Out of curiosity, how did the doctors know that she didn’t have an appendix?

I’ve heard once somewhere that since the colors blue and violet were not mentioned anywhere in any languange until only a few thouzand years ago, the ability to percieve that region of the EM spectrum was a mutation, an evolutionary advantage which quickly superseded decendants of the Infrachromatic Ancestors.

If true, cool.

According to the Master:

Most people have three types of color receptors, but some women have a mutation on one of their X chromosomes (which hold the long and medium color receptor genes) giving them a fouth. This means they can distinguish two colors that look exactly the same to us, much as we can see the difference between two colors that a red-green colorblind person sees as the same shade.

I guess it’s theoretically possible for women to have a fifth color receptor, but I’ve never heard of anyone with such a mutation; in any case it would be incredibly rare.

In fact, you could even say that (most) people today have a really cool mutation, of being able to distinguish red and green shades from each other. The long and medium color receptor genes used to be just one gene, but they at some point got copied in certain individuals.

This in and of itself didn’t make much difference — some color receptors were generated from one gene, and others from its copy. But when a mutation happened in one of them to alter the spectra absorbtion of one of them, those individuals could somewhat distinguish reds and greens from each other, though possibly less than we can today. That ability was selected for, and individuals with better color perception were selected moreso, probably for better food aquisition abilities.

Hmmm… cool mutations… I did read Charles Berlitz’s “Tales of the Awesome” (I think thats what it was called) and there was an apparently factual account of an autopsy performed where they did not find a brain.
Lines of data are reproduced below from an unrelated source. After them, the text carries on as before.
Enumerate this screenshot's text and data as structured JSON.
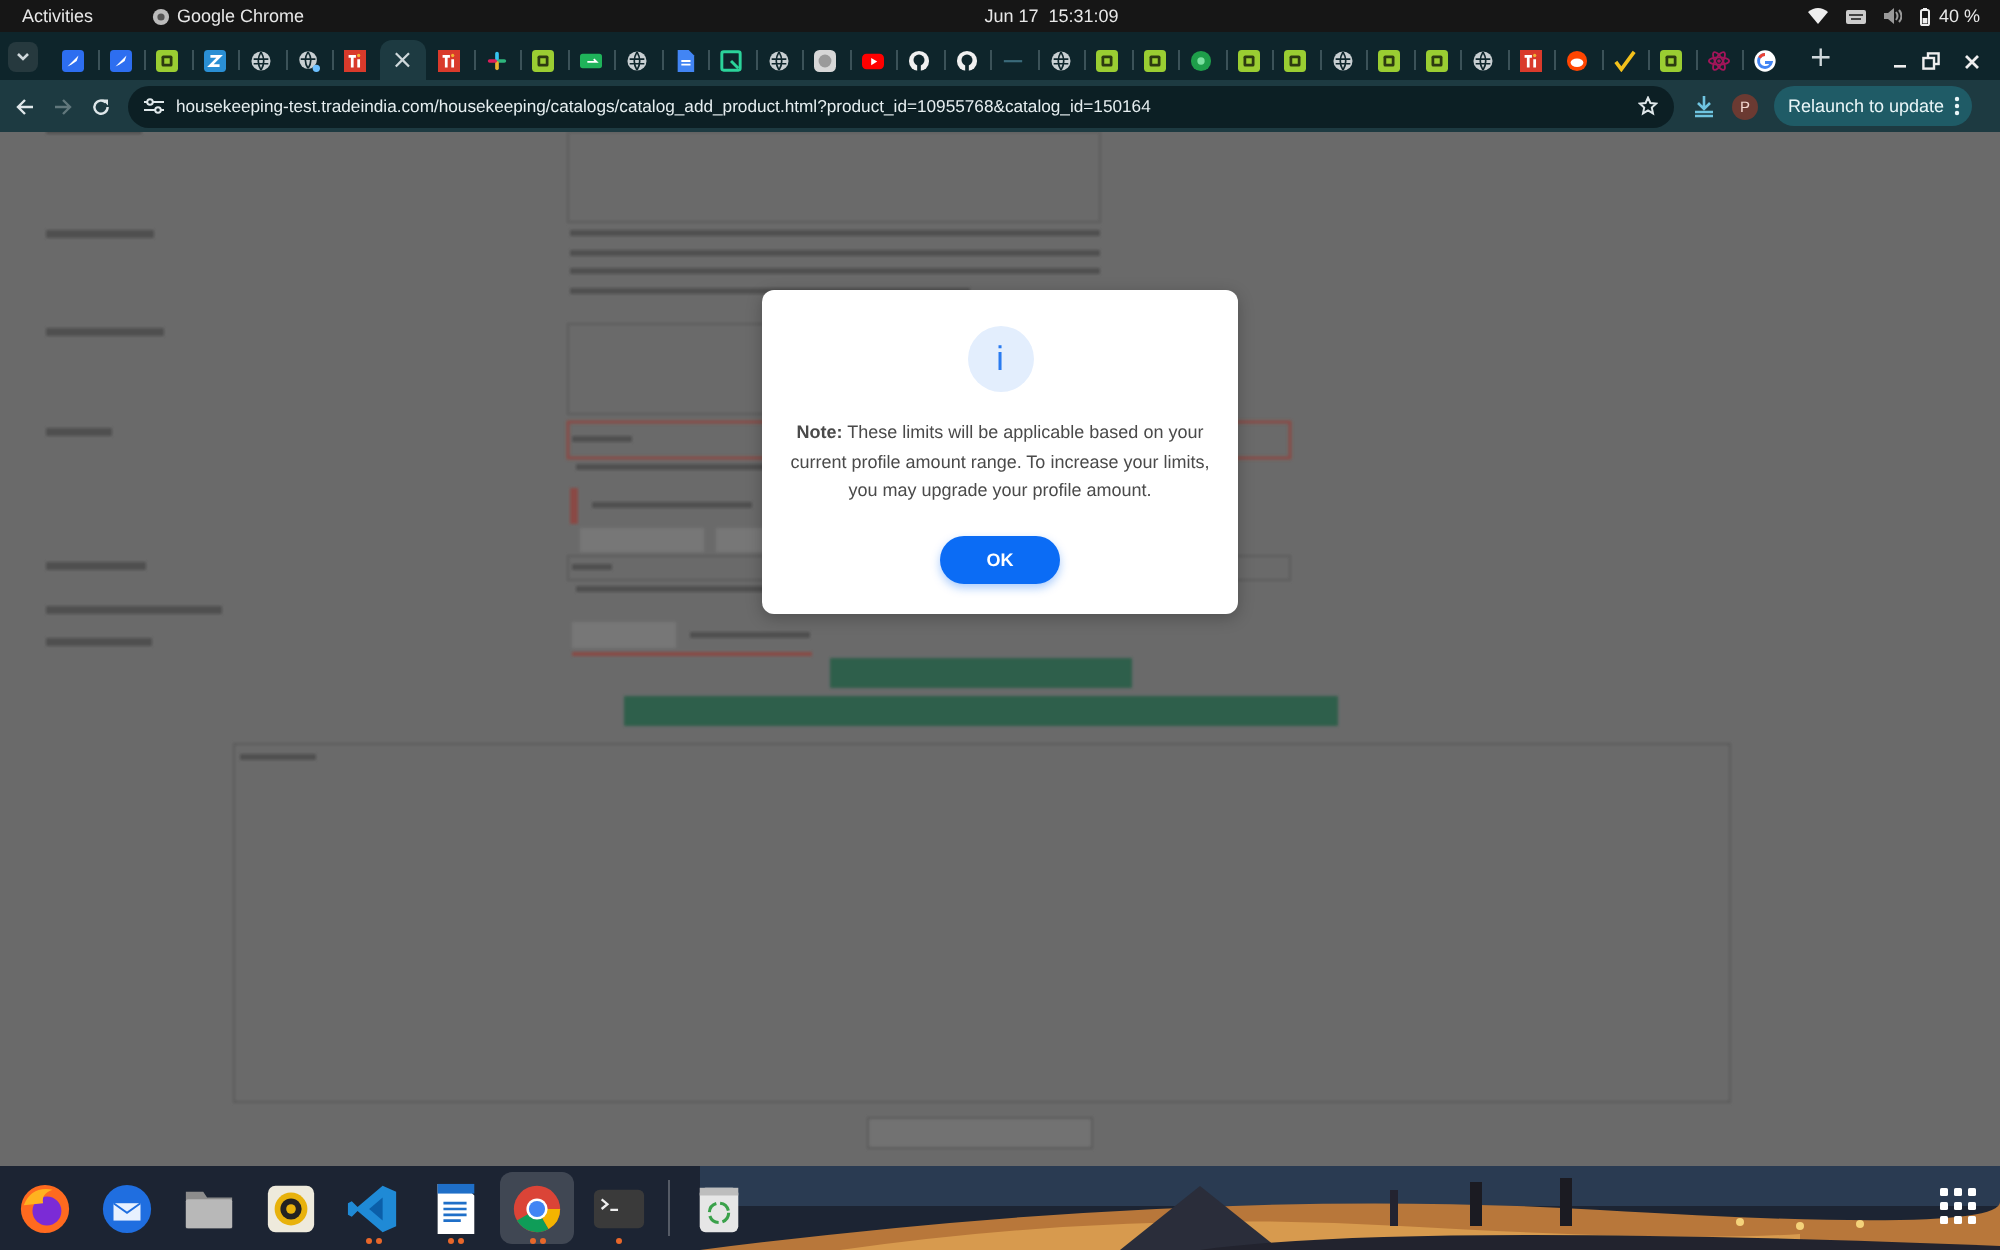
{
  "top_bar": {
    "activities": "Activities",
    "app_name": "Google Chrome",
    "date": "Jun 17",
    "time": "15:31:09",
    "battery": "40 %"
  },
  "tab_strip": {
    "close_glyph": "×",
    "new_tab": "+",
    "tabs": [
      {
        "kind": "feather",
        "selected": false
      },
      {
        "kind": "feather",
        "selected": false
      },
      {
        "kind": "lime",
        "selected": false
      },
      {
        "kind": "zigzag",
        "selected": false
      },
      {
        "kind": "globe",
        "selected": false
      },
      {
        "kind": "globe-badge",
        "selected": false
      },
      {
        "kind": "ti",
        "selected": false
      },
      {
        "selected": true
      },
      {
        "kind": "ti",
        "selected": false
      },
      {
        "kind": "pinwheel",
        "selected": false
      },
      {
        "kind": "lime",
        "selected": false
      },
      {
        "kind": "greenbar",
        "selected": false
      },
      {
        "kind": "globe",
        "selected": false
      },
      {
        "kind": "doc",
        "selected": false
      },
      {
        "kind": "frame",
        "selected": false
      },
      {
        "kind": "globe",
        "selected": false
      },
      {
        "kind": "graydot",
        "selected": false
      },
      {
        "kind": "play",
        "selected": false
      },
      {
        "kind": "cat",
        "selected": false
      },
      {
        "kind": "cat",
        "selected": false
      },
      {
        "kind": "dash",
        "selected": false
      },
      {
        "kind": "globe",
        "selected": false
      },
      {
        "kind": "lime",
        "selected": false
      },
      {
        "kind": "lime",
        "selected": false
      },
      {
        "kind": "greendot",
        "selected": false
      },
      {
        "kind": "lime",
        "selected": false
      },
      {
        "kind": "lime",
        "selected": false
      },
      {
        "kind": "globe",
        "selected": false
      },
      {
        "kind": "lime",
        "selected": false
      },
      {
        "kind": "lime",
        "selected": false
      },
      {
        "kind": "globe",
        "selected": false
      },
      {
        "kind": "ti",
        "selected": false
      },
      {
        "kind": "reddot",
        "selected": false
      },
      {
        "kind": "check",
        "selected": false
      },
      {
        "kind": "lime",
        "selected": false
      },
      {
        "kind": "atom",
        "selected": false
      },
      {
        "kind": "ring",
        "selected": false
      }
    ]
  },
  "toolbar": {
    "url": "housekeeping-test.tradeindia.com/housekeeping/catalogs/catalog_add_product.html?product_id=10955768&catalog_id=150164",
    "forward_disabled": true,
    "avatar": "P",
    "relaunch": "Relaunch to update"
  },
  "dialog": {
    "icon": "i",
    "message": "**Note:** These limits will be applicable based on your current profile amount range. To increase your limits, you may upgrade your profile amount.",
    "button": "OK"
  },
  "dock": {
    "apps": [
      {
        "kind": "firefox",
        "running": false,
        "focused": false
      },
      {
        "kind": "mail",
        "running": false,
        "focused": false
      },
      {
        "kind": "files",
        "running": false,
        "focused": false
      },
      {
        "kind": "music",
        "running": false,
        "focused": false
      },
      {
        "kind": "code",
        "running": true,
        "multiple_windows": true,
        "focused": false
      },
      {
        "kind": "writer",
        "running": true,
        "multiple_windows": true,
        "focused": false
      },
      {
        "kind": "chrome",
        "running": true,
        "multiple_windows": true,
        "focused": true
      },
      {
        "kind": "terminal",
        "running": true,
        "multiple_windows": false,
        "focused": false
      },
      {
        "kind": "trash",
        "running": false,
        "focused": false
      }
    ]
  }
}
The guy was healthy and of normal IQ when he died, but for some reason all they found was water and yet he was able to function normally up till then.

I also read a story about a girl that could see with her nose, despite being blind.

I think pretty much every gene that differentiates me from a bacterium is a “cool” mutation :smiley:

I mean all our genes were mutations at some point, right?

I wish I could remember the details, but in one of my genetics classes, we saw pictures of a guy back in the 30s or 40s or so who was born covered in hair. Not just regular hair, but hair that clumped together into spine-like structures that rattled when he moved. All over his whole body. I seem to recall that they called him porcupine man or hedgehog man or something like that, but so far, Google has proven fruitless. Anyhoo, he ended up marrying and having children (!), and two of his sons had the same condition. They both died childless, though, so apparently the mutation died out with them.